If there is a famous quotation "think outside the box", for me, if you want to find your sweet escape, you have to make your box. When I was in the miserable part of my life, my sweet escape is doing poems and songs. I'm letting my thoughts go out of my mind by producing poems. Now, I found a new sweet escape by writing articles here in my blog and it's really helpful for me. Like me, create a box for yourself and use it to escape for a while from the reality that is hurting you.
4. Reach out.

It's kinda hard to reach out and tell that you're not okay, isn't it? Believe me, I know that kind of feeling. I'm also afraid to tell and let someone know about my feelings and thoughts. I'm afraid that they might judge me, make fun of me, or worst, tell me that I'm lying or just exaggerating. That is why it is important to find and have an understanding of the people around you. If you're not comfortable expressing yourself to your family, find someone that you know who will not judge you and will understand you in all possible ways. Yes, it's hard to reach out but this thing will also help you.
For people like me who are also suffering from anxiety, things are really difficult. It's tough, especially if you're a positive and a negative thinker at the same time. But one thing is for sure, your mind is very powerful. Are you familiar with the Law of Attraction? "All thoughts turn into things eventually". read more here
For people like me who were already suffering from anxiety right before this pandemic issue happened, it's quite hard to treat this thing without consulting an expert to have proper medication. Things I said earlier are only helping me to escape for a while, not permanently. We still must seek some help from the experts. Remember, you can always reach out.
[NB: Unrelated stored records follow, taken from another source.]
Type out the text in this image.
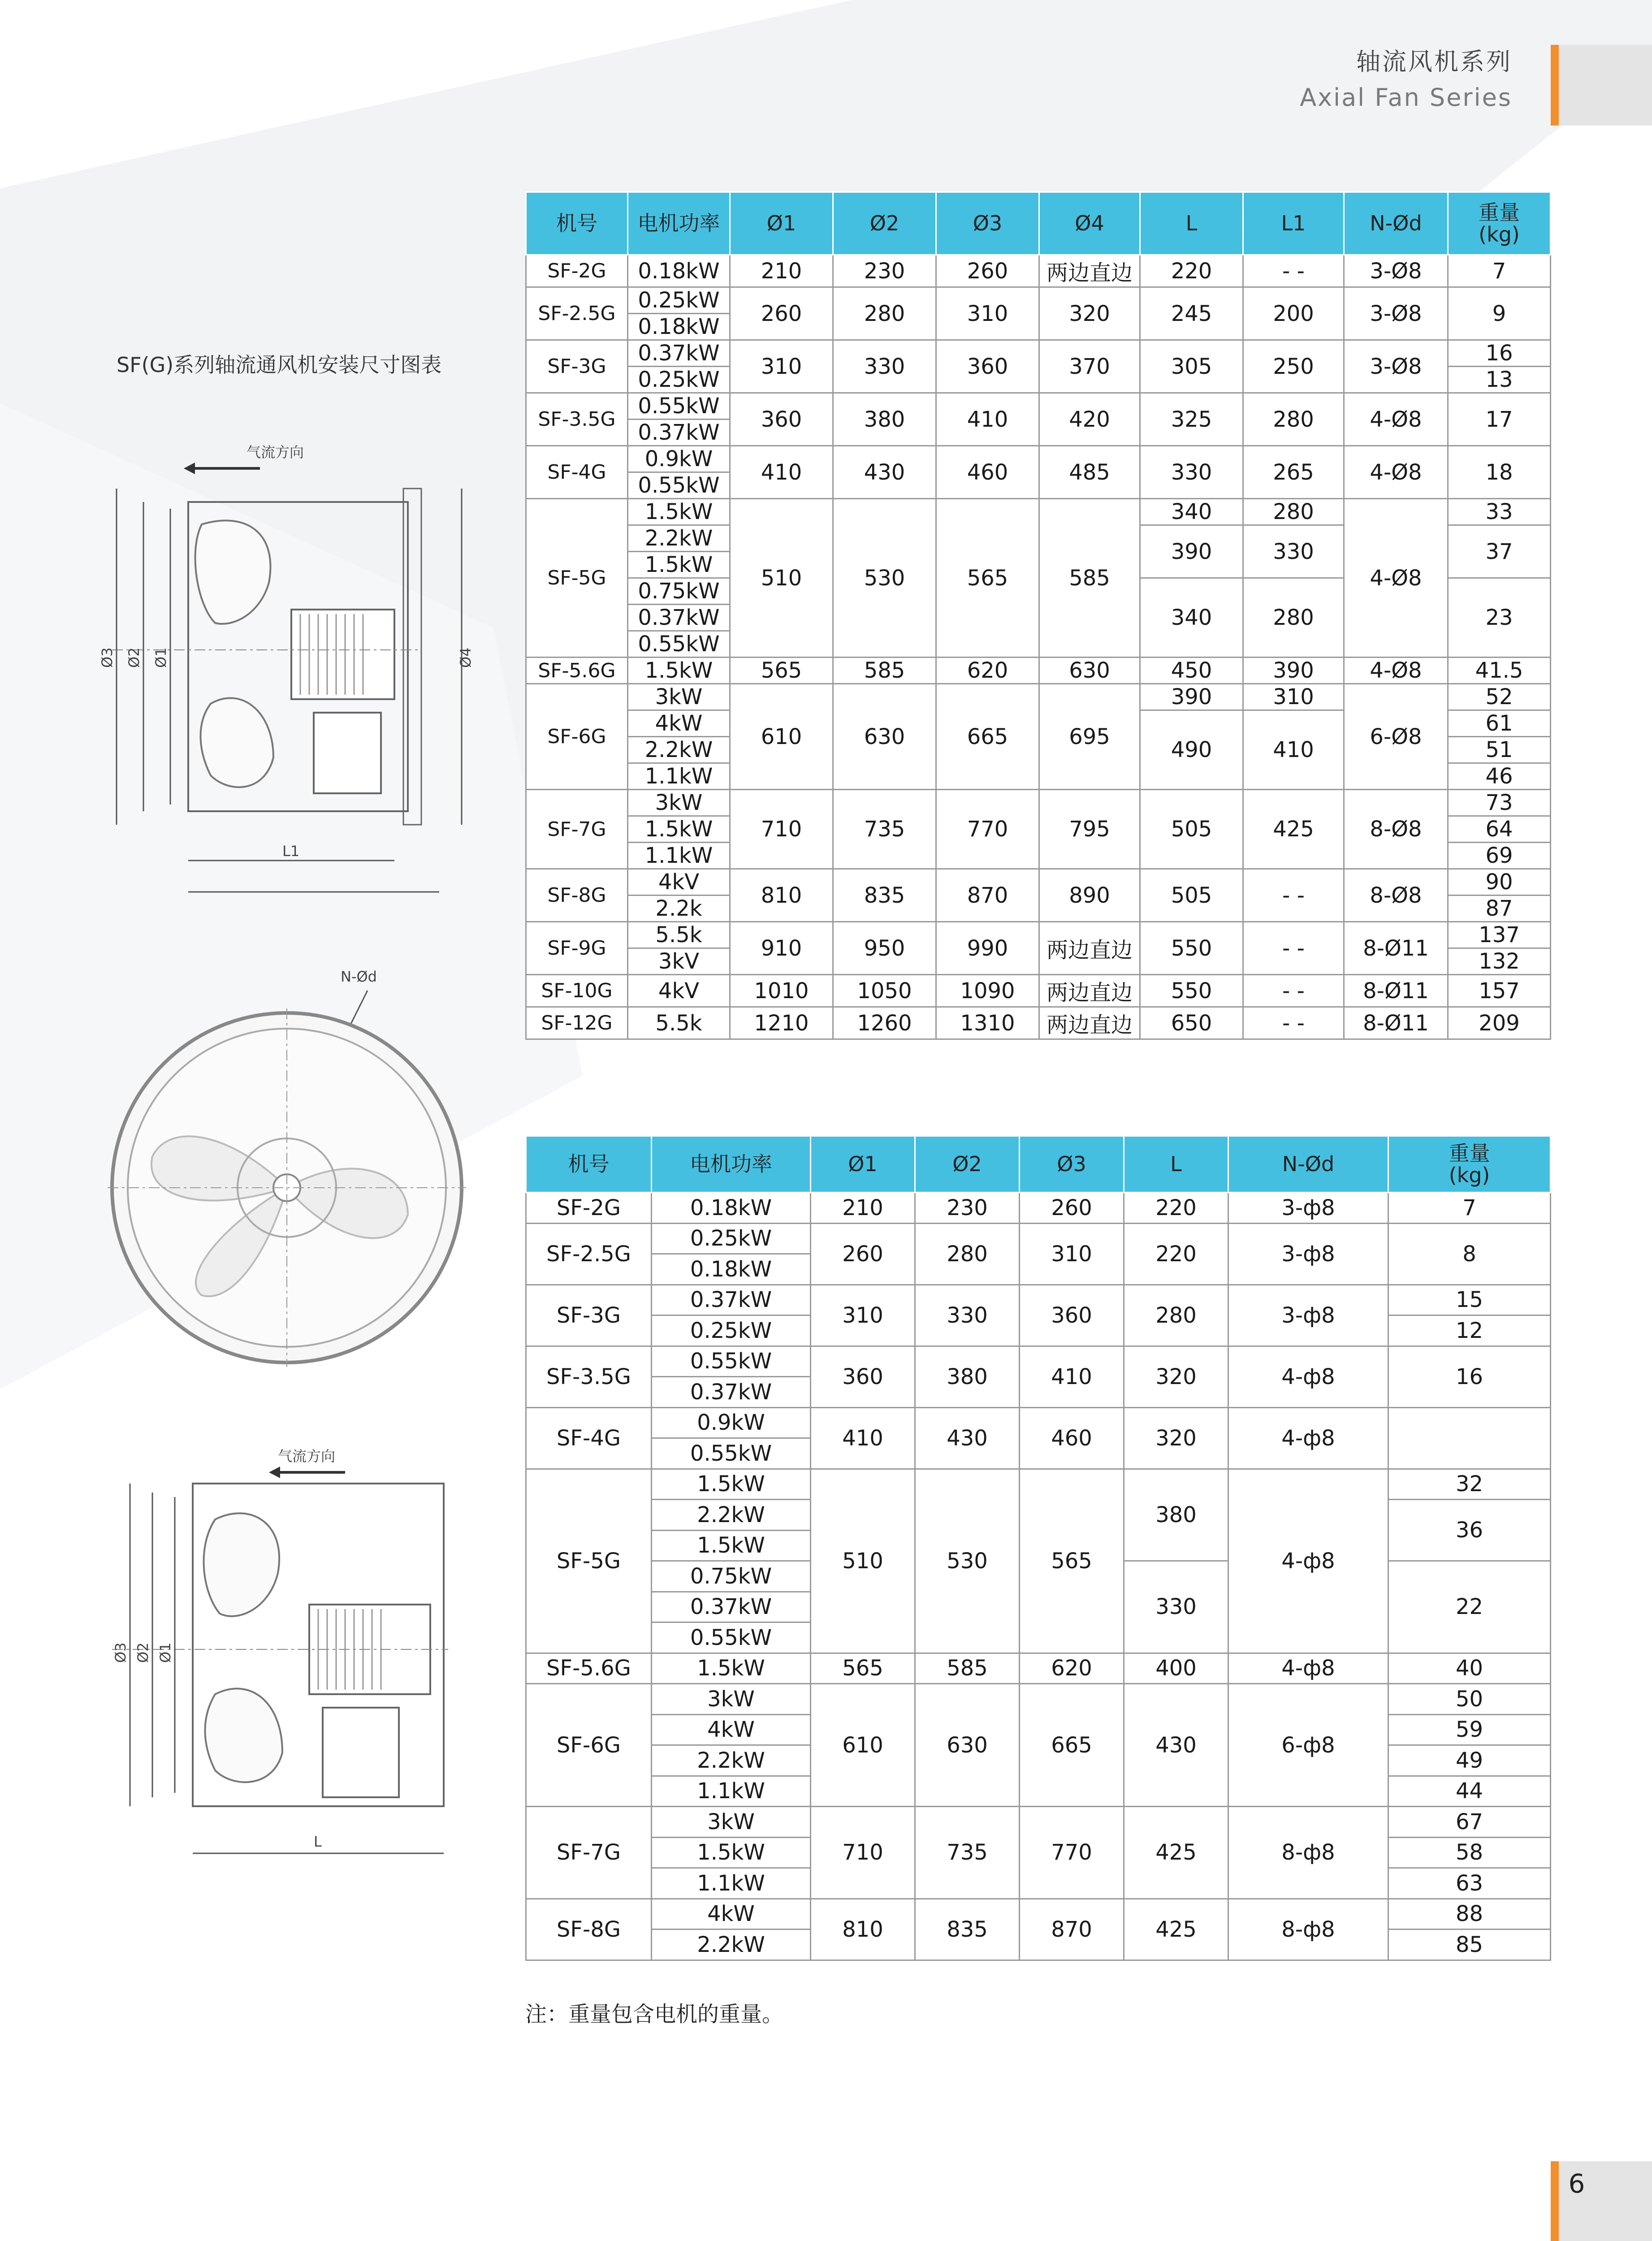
轴流风机系列
Axial Fan Series
SF(G)系列轴流通风机安装尺寸图表
气流方向
Ø3 Ø2 Ø1	Ø4
L1
N-Ød
气流方向
Ø3 Ø2 Ø1
L
机号	电机功率	Ø1	Ø2	Ø3	Ø4	L	L1	N-Ød	重量
(kg)
SF-2G	0.18kW	210	230	260	两边直边	220	- -	3-Ø8	7
SF-2.5G	0.25kW	260	280	310	320	245	200	3-Ø8	9
	0.18kW								
SF-3G	0.37kW	310	330	360	370	305	250	3-Ø8	16
	0.25kW								13
SF-3.5G	0.55kW	360	380	410	420	325	280	4-Ø8	17
	0.37kW								
SF-4G	0.9kW	410	430	460	485	330	265	4-Ø8	18
	0.55kW								
SF-5G	1.5kW	510	530	565	585	340	280	4-Ø8	33
	2.2kW					390	330		37
	1.5kW								
	0.75kW					340	280		23
	0.37kW								
	0.55kW								
SF-5.6G	1.5kW	565	585	620	630	450	390	4-Ø8	41.5
SF-6G	3kW	610	630	665	695	390	310	6-Ø8	52
	4kW					490	410		61
	2.2kW								51
	1.1kW								46
SF-7G	3kW	710	735	770	795	505	425	8-Ø8	73
	1.5kW								64
	1.1kW								69
SF-8G	4kV	810	835	870	890	505	- -	8-Ø8	90
	2.2k								87
SF-9G	5.5k	910	950	990	两边直边	550	- -	8-Ø11	137
	3kV								132
SF-10G	4kV	1010	1050	1090	两边直边	550	- -	8-Ø11	157
SF-12G	5.5k	1210	1260	1310	两边直边	650	- -	8-Ø11	209
机号	电机功率	Ø1	Ø2	Ø3	L	N-Ød	重量
(kg)
SF-2G	0.18kW	210	230	260	220	3-ф8	7
SF-2.5G	0.25kW	260	280	310	220	3-ф8	8
	0.18kW						
SF-3G	0.37kW	310	330	360	280	3-ф8	15
	0.25kW						12
SF-3.5G	0.55kW	360	380	410	320	4-ф8	16
	0.37kW						
SF-4G	0.9kW	410	430	460	320	4-ф8	
	0.55kW						
SF-5G	1.5kW	510	530	565	380	4-ф8	32
	2.2kW						36
	1.5kW						
	0.75kW				330		22
	0.37kW						
	0.55kW						
SF-5.6G	1.5kW	565	585	620	400	4-ф8	40
SF-6G	3kW	610	630	665	430	6-ф8	50
	4kW						59
	2.2kW						49
	1.1kW						44
SF-7G	3kW	710	735	770	425	8-ф8	67
	1.5kW						58
	1.1kW						63
SF-8G	4kW	810	835	870	425	8-ф8	88
	2.2kW						85
注：重量包含电机的重量。
6
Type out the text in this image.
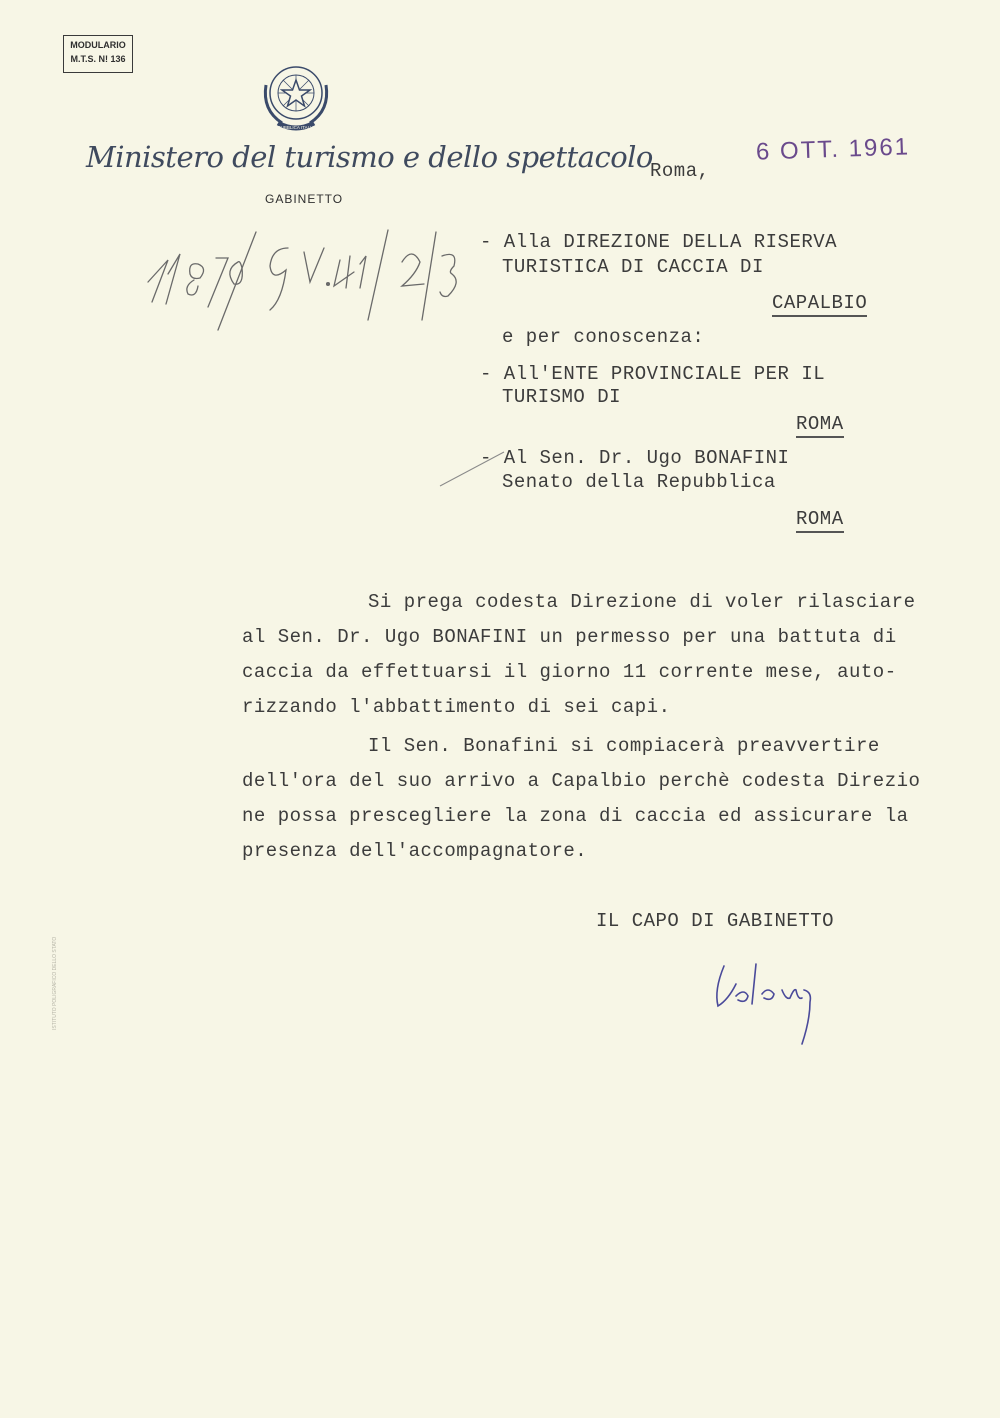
MODULARIO
M.T.S. N! 136
REPUBBLICA ITALIANA
Ministero del turismo e dello spettacolo
GABINETTO
Roma,
6 OTT. 1961
- Alla DIREZIONE DELLA RISERVA
TURISTICA DI CACCIA DI
CAPALBIO
e per conoscenza:
- All'ENTE PROVINCIALE PER IL
TURISMO DI
ROMA
- Al Sen. Dr. Ugo BONAFINI
Senato della Repubblica
ROMA
Si prega codesta Direzione di voler rilasciare
al Sen. Dr. Ugo BONAFINI un permesso per una battuta di
caccia da effettuarsi il giorno 11 corrente mese, auto-
rizzando l'abbattimento di sei capi.
Il Sen. Bonafini si compiacerà preavvertire
dell'ora del suo arrivo a Capalbio perchè codesta Direzio
ne possa prescegliere la zona di caccia ed assicurare la
presenza dell'accompagnatore.
IL CAPO DI GABINETTO
ISTITUTO POLIGRAFICO DELLO STATO
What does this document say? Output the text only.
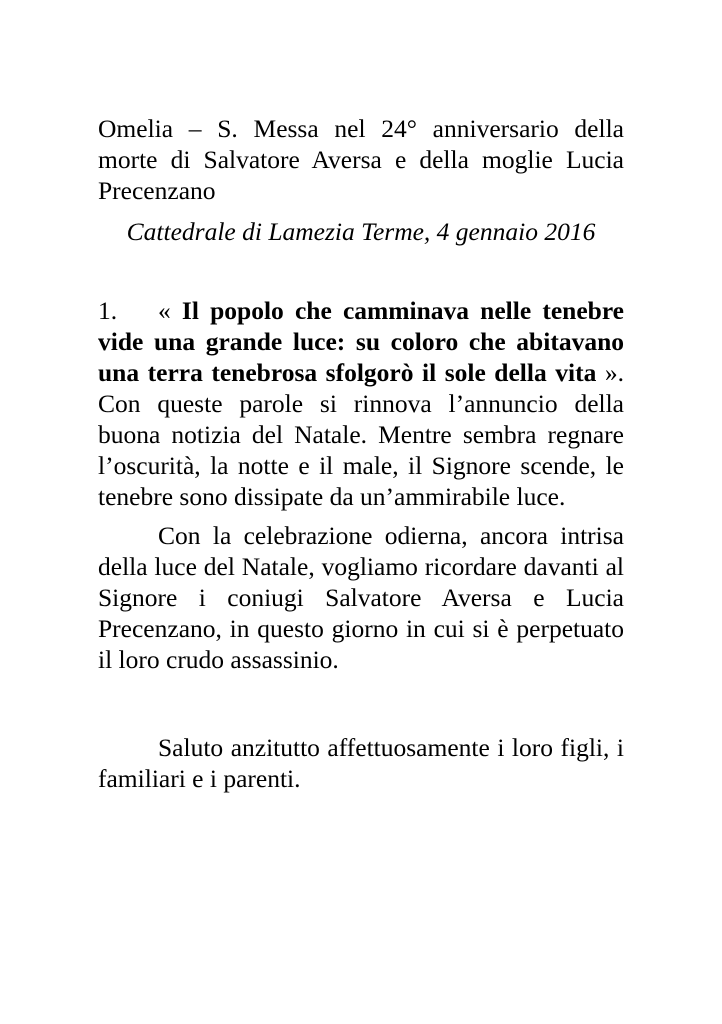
Omelia – S. Messa nel 24° anniversario della morte di Salvatore Aversa e della moglie Lucia Precenzano

Cattedrale di Lamezia Terme, 4 gennaio 2016

1. « Il popolo che camminava nelle tenebre vide una grande luce: su coloro che abitavano una terra tenebrosa sfolgorò il sole della vita ». Con queste parole si rinnova l’annuncio della buona notizia del Natale. Mentre sembra regnare l’oscurità, la notte e il male, il Signore scende, le tenebre sono dissipate da un’ammirabile luce.

Con la celebrazione odierna, ancora intrisa della luce del Natale, vogliamo ricordare davanti al Signore i coniugi Salvatore Aversa e Lucia Precenzano, in questo giorno in cui si è perpetuato il loro crudo assassinio.

Saluto anzitutto affettuosamente i loro figli, i familiari e i parenti.
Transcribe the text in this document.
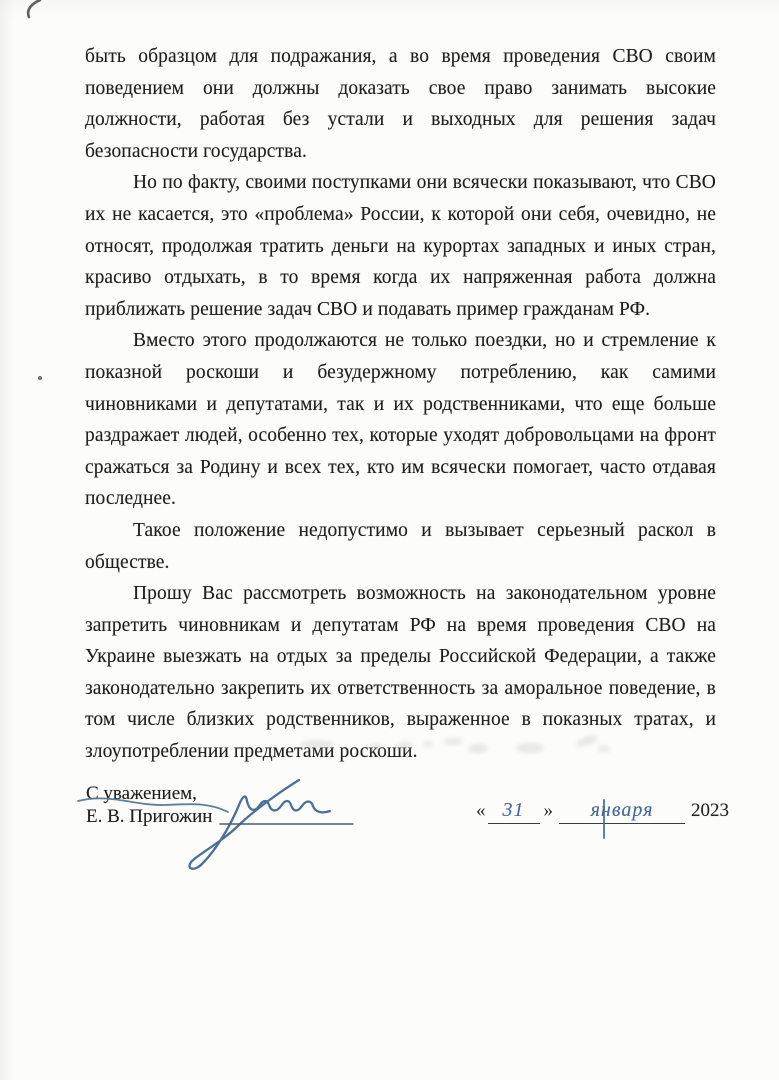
быть образцом для подражания, а во время проведения СВО своим поведением они должны доказать свое право занимать высокие должности, работая без устали и выходных для решения задач безопасности государства.

Но по факту, своими поступками они всячески показывают, что СВО их не касается, это «проблема» России, к которой они себя, очевидно, не относят, продолжая тратить деньги на курортах западных и иных стран, красиво отдыхать, в то время когда их напряженная работа должна приближать решение задач СВО и подавать пример гражданам РФ.

Вместо этого продолжаются не только поездки, но и стремление к показной роскоши и безудержному потреблению, как самими чиновниками и депутатами, так и их родственниками, что еще больше раздражает людей, особенно тех, которые уходят добровольцами на фронт сражаться за Родину и всех тех, кто им всячески помогает, часто отдавая последнее.

Такое положение недопустимо и вызывает серьезный раскол в обществе.

Прошу Вас рассмотреть возможность на законодательном уровне запретить чиновникам и депутатам РФ на время проведения СВО на Украине выезжать на отдых за пределы Российской Федерации, а также законодательно закрепить их ответственность за аморальное поведение, в том числе близких родственников, выраженное в показных тратах, и злоупотреблении предметами роскоши.

С уважением,
Е. В. Пригожин	« 31	»	января	2023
Before, they said that mental health is not important as it is. Some say that anxiety and depression were not real and that people who are suffering from these two mental illnesses are just making up stories. But I'm glad that the world is now paying attention to this kind of issue. I'm hoping that in time, people around the world will give attention to mental health issues the attention it deserves.
In the end, you are the only one who can help yourself. Learn how to control things that you can and start to ignore those things that you have no control over. It's okay to be not okay, it's normal. But you have to remind yourself that you can always win!
I'm still struggling and fighting anxiety. But I'm also trying every possible way to help myself, and also to help others who are also fighting against it. It's not a joke when we say that it's tough and painful if your opponent is yourself. But I'm proud to say that we are trying and still fighting.
To all the people out there who are also like me, WE WILL GET THROUGH THIS. Just don't give up!